Wie heeft de televisie uitgevonden?
Er is geen gemakkelijk antwoord op wie de televisie heeft uitgevonden. Het idee om iets te hebben dat bewegende beelden uitzendt, bestond al lang voordat de eerste televisie werd gebouwd. Aan het einde van de 19e eeuw deden een paar wetenschappers cruciale ontdekkingen, zonder welke de eerste televisie niet had bestaan. In de jaren 1920 probeerden meer dan 50 uitvinders uit Japan, Groot-Brittannië, Duitsland, Amerika en Rusland serieus televisies te bouwen, waarvan er vele veelbelovende demonstraties kregen.
Eerste mechanische televisie
Als men de definitie van “televisie” beschouwt als de rechtstreekse uitzending van beelden met voortdurende variatie in toon, is de verdienste van de uitvinder van de televisie de Schotse ingenieur John Logie Baird. Hij bouwde en demonstreerde de eerste mechanische televisie ter wereld. Baird ook bedacht en demonstreerde de eerste kleurentelevisie in het openbaar en de eerste elektronische kleurentelevisiebeeldbuis.
Eerste Elektronische televisie
De eer aan de uitvinder van de televisie zoals we die nu kennen, een elektronisch model, was een beetje een machtsstrijd. Een uitvinder had het patent, maar zijn televisi Het ontwerp van on was er nog niet helemaal, terwijl de andere een volledig werkende televisie had maar pas later patent vroeg. De Rus Vladimir K. Zworykin vroeg al in 1923 octrooi aan voor een elektronenscanbuis (een onderdeel dat als het “hart” van een televisie zou kunnen worden beschouwd), maar kon pas in 1934 zijn televisie aan het werk krijgen.
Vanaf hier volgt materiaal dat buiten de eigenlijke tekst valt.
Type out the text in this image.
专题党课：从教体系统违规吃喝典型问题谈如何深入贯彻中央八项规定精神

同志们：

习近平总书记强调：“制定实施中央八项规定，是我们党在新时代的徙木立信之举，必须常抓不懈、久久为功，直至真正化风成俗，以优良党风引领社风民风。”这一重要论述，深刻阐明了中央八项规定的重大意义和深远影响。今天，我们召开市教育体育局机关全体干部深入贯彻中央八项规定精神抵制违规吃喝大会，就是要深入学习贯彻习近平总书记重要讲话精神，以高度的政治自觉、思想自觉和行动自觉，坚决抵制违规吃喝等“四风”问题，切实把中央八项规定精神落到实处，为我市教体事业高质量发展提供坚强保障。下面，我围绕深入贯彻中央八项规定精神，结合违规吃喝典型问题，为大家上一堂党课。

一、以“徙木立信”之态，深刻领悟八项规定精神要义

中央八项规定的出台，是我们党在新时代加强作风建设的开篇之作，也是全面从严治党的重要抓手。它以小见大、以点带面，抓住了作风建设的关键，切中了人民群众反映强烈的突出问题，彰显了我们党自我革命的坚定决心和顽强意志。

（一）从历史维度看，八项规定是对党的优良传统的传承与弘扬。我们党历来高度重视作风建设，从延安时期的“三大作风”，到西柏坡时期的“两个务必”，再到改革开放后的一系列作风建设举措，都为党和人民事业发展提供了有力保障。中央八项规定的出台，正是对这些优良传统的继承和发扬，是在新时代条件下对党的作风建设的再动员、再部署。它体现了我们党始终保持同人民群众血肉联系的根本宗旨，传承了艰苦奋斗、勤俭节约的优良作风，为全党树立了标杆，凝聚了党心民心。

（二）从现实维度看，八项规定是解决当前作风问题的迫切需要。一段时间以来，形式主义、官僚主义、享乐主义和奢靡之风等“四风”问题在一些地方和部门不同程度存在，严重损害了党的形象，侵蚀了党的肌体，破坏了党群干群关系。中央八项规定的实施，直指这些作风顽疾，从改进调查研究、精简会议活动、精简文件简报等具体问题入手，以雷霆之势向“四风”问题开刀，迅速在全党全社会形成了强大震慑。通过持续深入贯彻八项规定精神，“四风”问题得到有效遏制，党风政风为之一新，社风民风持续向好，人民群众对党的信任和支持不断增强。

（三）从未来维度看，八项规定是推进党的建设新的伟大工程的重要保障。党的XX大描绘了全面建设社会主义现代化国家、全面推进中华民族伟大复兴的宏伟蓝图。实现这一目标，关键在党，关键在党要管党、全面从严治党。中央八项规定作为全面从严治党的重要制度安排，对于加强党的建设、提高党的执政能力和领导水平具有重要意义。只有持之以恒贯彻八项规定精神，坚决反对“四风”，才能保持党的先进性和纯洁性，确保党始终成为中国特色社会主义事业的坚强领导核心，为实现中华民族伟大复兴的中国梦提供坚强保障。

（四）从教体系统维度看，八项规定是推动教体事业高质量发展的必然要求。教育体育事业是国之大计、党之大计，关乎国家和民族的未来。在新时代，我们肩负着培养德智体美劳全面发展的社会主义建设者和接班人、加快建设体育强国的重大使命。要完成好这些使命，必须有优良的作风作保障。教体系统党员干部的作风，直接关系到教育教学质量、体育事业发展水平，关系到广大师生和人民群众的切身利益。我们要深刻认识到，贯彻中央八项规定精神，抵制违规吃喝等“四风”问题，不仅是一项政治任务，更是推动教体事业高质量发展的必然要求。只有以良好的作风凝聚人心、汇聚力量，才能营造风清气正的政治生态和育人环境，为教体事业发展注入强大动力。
Philo Taylor Farnsworth demonstreerde met succes de eerste uitzending van televisiesignalen op 7 september 1927 met zijn eigen scanbuis. Eind jaren dertig volgde een juridische strijd, toen RCA, het bedrijf waar Zworykin voor werkte, het recht op het octrooi wilde claimen (en de royalty’s). De rechtbank oordeelde echter in het voordeel van Fransworth, gaf hem patentvoorrang en maakte hem officieel de uitvinder van de eerste volledig functionele, volledig elektronische televisie.